Put enough water into a large mouth pot.
Put salt into the water and wait for the water to come to a roaring boil. We add salt because we want to season the pasta.
Deposit the dry pasta into the center of the water and let it fall liberally. The pasta should spread out in a circular fashion around the edge of the pot. (This is not mandatory – do not go hay wild because the pasta did not make a circle. The point is to loosen up the pasta so it would not bundle and stick together.)
Push all your pasta immerged in the hot water.
Stir and loosen the pasta right away. At this point, the pasta is till stiff and you might have to wait for it to soften enough before you can stir it freely. Give it a few more stirs and loosen it up more.
The water will eventually come to a boil again. You have to pay attention here. Before the water boils over, decrease the temperature of your stove by turning down the heat to half.
The bubbles will subside and you will give the pasta a stir now and then.
The pasta will eventually soften up and you can fish out a strand after about 8 minutes. Break the strand and feel the texture and inspect the white dot inside the pasta. The white dot is the amount of uncooked pasta. The white dot will eventually develop into a white ring. At this point, turn off the heat and let the residual heat of the hot water finish the pasta for you. Let the pasta sit in the hot water for about 5 minutes. Take the pasta out and you can see the white ring is gone and the center is slightly deeper colour than the outside. It is done. la pasta di dente di el è l’anima di cucinare = el dente pasta is the soul of cooking.
You can adjust the doneness of the pasta to your liking by adjusting the time the pasta sits in the hot water.
Drain or take the pasta out of the water and add them to your desired sauce. Pasta cooked in this way will not stick. It will be el dente, and ready to be enjoyed. Mind you, pasta sitting in water for too long will absorb more liquid and it will expand and becomes mushy. You can also employ the 2-pot technique. Heat the sauce up in one pot while cooking pasta with the other. Then you just use a strainer and take the pasta over and mix in with the sauce.
If you are adventurous enough, you can make a cream sauce, mix the pasta in, put it in a baking dish and spread a layer of cheese on top and bake it in the oven. It will be a totally different dish.
Fresh pasta will be different and I am experimenting with my machine to come up with a nice formula. The type of flour we use is important. We desire the winter Durham wheat which is strong flour different from the ordinary cake flour or pastry flour. The winter wheat flour is also called semolina which you can find from local bulk barn or grocery stores. The semolina has the harder quality which gives more tolerance when you are knitting the dough. It has a tendency not to stick together too much.

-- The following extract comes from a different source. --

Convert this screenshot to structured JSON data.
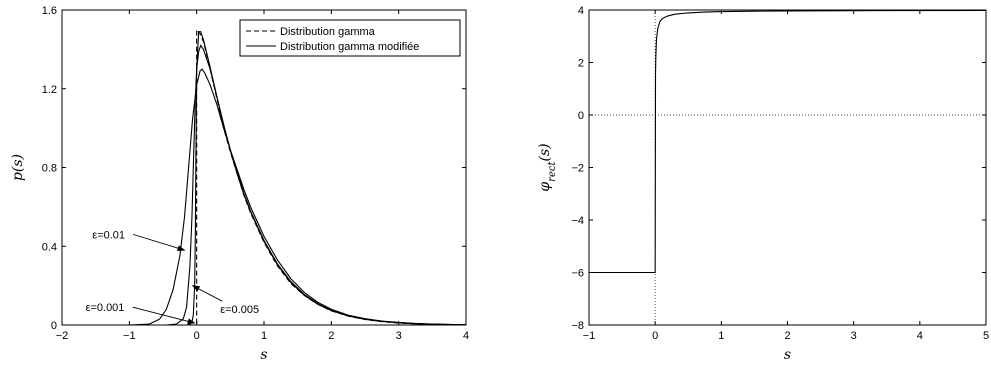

For the meantime, we stay with the rule, “The simpler, the better”
Cooking, like anything else, starts with a simple principle and you add your favourite twists and turns to it and make it your own version. That is when creativity plays its part. Nowadays things are even simpler since there are so many sauces and spices readymade to be utilized.
Experimentation is the father of invention.
The ultimate goal is to create something (of course it has to be eatable) that looks good, smells good and tastes good.
There is no 1 fixed rule for anything, and that make us all food revolutionaries.